You are viewing a plain text version of this content. The canonical link for it is here.
Posted to dev@flume.apache.org by "chenshangan (JIRA)" <ji...@apache.org> on 2014/07/22 16:30:39 UTC

[jira] [Commented] (FLUME-2429) Callable timed out in HDFS sink

    [ https://issues.apache.org/jira/browse/FLUME-2429?page=com.atlassian.jira.plugin.system.issuetabpanels:comment-tabpanel&focusedCommentId=14070311#comment-14070311 ] 
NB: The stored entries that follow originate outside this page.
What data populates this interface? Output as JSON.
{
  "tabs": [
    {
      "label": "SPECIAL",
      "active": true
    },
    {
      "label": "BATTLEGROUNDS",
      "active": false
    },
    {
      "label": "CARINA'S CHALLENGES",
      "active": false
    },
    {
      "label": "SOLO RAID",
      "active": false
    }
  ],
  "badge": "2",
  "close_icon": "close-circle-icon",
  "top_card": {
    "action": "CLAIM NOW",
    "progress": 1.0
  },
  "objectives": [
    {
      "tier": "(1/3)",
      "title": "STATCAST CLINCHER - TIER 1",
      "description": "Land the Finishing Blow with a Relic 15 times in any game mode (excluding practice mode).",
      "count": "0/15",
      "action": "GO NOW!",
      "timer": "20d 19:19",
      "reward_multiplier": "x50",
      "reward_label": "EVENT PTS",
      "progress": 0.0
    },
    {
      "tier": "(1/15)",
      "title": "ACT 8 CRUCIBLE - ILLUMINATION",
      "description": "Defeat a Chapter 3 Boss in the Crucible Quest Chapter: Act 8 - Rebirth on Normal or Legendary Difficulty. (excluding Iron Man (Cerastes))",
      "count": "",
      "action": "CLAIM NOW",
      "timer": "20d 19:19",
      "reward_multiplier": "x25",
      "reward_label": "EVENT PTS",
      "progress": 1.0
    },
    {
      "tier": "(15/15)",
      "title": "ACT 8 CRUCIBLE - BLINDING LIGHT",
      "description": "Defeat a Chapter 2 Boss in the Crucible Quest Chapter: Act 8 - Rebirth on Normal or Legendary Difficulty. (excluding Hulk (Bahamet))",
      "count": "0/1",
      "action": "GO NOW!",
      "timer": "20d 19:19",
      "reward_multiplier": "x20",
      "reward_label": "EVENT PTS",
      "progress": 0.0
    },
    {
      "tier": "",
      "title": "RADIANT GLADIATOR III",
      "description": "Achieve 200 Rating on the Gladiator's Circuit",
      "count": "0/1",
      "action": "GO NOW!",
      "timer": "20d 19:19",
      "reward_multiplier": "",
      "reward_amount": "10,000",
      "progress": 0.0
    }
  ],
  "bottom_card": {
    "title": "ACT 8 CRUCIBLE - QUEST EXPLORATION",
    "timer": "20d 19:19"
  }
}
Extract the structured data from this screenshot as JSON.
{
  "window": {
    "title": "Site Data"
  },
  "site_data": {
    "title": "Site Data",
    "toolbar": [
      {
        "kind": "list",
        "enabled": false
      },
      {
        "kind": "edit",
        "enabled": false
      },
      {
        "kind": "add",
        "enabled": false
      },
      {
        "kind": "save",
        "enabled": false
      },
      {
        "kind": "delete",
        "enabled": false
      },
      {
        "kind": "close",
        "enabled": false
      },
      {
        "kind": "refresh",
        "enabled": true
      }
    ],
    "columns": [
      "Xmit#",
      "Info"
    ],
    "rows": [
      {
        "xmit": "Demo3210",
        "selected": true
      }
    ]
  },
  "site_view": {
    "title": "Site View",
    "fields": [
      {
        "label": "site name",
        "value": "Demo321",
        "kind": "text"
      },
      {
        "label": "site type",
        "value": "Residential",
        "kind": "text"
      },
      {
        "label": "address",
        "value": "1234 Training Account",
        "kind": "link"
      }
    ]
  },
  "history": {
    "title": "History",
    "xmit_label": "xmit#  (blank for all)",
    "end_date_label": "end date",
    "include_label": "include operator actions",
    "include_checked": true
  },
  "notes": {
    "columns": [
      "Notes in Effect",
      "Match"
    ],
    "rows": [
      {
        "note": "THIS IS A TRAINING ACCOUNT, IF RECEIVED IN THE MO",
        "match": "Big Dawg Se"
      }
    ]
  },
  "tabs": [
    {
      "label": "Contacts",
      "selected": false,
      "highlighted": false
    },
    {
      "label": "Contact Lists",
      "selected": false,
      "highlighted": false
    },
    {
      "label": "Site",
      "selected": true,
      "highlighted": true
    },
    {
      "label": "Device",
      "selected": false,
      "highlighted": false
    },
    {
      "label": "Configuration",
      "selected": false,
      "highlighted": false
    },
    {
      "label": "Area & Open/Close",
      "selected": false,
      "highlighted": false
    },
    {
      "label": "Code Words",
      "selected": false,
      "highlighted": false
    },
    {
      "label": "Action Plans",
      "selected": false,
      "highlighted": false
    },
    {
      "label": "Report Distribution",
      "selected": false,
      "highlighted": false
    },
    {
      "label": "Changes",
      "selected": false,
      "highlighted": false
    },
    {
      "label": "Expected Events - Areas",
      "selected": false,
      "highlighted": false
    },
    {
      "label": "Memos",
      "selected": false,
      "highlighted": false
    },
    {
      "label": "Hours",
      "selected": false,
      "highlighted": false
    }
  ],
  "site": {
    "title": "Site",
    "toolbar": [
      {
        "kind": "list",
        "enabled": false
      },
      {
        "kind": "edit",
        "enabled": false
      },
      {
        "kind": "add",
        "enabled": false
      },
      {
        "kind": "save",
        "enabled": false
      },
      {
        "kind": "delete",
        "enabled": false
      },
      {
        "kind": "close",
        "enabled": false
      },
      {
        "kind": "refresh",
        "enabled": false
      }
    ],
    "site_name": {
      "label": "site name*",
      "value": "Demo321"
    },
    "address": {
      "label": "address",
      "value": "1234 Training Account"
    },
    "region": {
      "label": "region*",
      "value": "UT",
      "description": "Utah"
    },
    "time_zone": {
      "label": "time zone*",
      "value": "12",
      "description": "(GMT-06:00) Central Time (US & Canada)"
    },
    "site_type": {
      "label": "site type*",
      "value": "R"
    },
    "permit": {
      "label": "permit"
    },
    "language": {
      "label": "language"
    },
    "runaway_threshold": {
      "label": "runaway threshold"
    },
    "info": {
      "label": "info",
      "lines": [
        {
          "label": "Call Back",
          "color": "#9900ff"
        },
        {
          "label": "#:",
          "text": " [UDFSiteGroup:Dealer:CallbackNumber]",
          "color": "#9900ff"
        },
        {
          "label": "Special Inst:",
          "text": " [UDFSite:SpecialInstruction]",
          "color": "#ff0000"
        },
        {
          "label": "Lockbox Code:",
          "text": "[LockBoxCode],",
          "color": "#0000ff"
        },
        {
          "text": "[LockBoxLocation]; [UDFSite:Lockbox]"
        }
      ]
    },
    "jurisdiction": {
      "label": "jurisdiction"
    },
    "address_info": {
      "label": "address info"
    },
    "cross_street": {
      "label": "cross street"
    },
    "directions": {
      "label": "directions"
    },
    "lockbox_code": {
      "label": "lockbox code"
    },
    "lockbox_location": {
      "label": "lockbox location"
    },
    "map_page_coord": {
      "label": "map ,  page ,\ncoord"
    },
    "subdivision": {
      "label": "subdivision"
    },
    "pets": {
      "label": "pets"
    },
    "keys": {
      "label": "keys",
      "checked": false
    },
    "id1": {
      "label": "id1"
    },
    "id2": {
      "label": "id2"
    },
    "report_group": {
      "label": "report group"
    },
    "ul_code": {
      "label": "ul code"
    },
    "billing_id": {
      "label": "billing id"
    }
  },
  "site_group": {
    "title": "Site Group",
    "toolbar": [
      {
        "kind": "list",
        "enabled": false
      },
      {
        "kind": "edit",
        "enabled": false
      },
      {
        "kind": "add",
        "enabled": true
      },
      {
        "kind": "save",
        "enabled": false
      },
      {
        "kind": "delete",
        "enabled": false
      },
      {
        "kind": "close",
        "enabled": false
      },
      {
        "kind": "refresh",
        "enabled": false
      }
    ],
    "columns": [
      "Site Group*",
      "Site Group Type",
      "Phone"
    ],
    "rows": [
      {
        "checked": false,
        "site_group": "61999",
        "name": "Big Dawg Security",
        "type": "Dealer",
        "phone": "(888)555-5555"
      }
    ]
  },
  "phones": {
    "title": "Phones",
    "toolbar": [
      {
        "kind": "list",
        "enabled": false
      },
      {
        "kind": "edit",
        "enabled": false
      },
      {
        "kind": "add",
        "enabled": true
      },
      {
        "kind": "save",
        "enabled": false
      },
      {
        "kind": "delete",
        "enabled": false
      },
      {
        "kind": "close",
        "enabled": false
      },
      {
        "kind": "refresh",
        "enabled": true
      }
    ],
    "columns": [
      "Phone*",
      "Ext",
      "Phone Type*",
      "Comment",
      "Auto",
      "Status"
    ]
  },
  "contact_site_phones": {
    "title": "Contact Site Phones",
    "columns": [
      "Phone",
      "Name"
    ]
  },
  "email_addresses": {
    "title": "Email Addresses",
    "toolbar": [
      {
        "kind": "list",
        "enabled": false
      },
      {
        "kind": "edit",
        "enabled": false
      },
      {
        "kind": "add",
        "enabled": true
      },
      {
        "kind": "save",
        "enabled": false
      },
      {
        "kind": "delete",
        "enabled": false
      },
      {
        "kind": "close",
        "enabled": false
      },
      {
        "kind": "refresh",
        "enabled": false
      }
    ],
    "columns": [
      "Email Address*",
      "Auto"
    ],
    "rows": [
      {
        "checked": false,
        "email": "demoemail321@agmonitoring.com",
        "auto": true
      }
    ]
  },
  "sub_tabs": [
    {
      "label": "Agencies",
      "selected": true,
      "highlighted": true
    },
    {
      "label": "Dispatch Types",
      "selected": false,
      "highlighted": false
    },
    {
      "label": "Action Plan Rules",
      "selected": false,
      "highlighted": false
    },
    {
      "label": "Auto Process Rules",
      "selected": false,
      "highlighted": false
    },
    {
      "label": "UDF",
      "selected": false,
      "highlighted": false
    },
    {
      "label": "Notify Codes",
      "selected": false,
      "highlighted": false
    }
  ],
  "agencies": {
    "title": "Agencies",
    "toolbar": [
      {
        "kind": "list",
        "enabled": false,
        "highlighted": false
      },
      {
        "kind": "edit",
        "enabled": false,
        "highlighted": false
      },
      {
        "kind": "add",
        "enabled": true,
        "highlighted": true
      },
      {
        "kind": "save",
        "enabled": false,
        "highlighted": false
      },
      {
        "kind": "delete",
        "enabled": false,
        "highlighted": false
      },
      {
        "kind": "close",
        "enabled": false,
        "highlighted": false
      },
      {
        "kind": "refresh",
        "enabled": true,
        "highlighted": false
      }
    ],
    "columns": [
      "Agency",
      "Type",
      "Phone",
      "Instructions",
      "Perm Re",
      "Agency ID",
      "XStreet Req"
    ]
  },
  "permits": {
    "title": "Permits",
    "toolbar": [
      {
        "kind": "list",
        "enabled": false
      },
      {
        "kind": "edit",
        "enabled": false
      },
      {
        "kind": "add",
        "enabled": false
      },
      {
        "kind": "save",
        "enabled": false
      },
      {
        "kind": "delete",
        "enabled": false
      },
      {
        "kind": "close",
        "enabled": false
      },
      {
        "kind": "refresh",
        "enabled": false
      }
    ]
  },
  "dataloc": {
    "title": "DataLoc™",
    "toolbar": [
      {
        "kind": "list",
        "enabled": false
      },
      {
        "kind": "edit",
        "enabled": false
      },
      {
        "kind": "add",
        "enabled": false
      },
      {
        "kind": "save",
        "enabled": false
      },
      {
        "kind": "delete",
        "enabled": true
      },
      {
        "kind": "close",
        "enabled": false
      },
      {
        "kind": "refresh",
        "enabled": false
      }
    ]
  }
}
chenshangan commented on FLUME-2429:
------------------------------------

testAgent.sinks.testSink.hdfs.callTimeout = 15000
the callTimeout here is too short for a hdfs operation, I use 180000 in production env. Keep in mind, hdfs operation sometimes cost a lot of time, and error might happens, so you should deal with these exceptions. Sometimes blocks of a file might lost, and file can never got closed.In flume-1.5, there's a parameter to control how many times you want to try to close a file.  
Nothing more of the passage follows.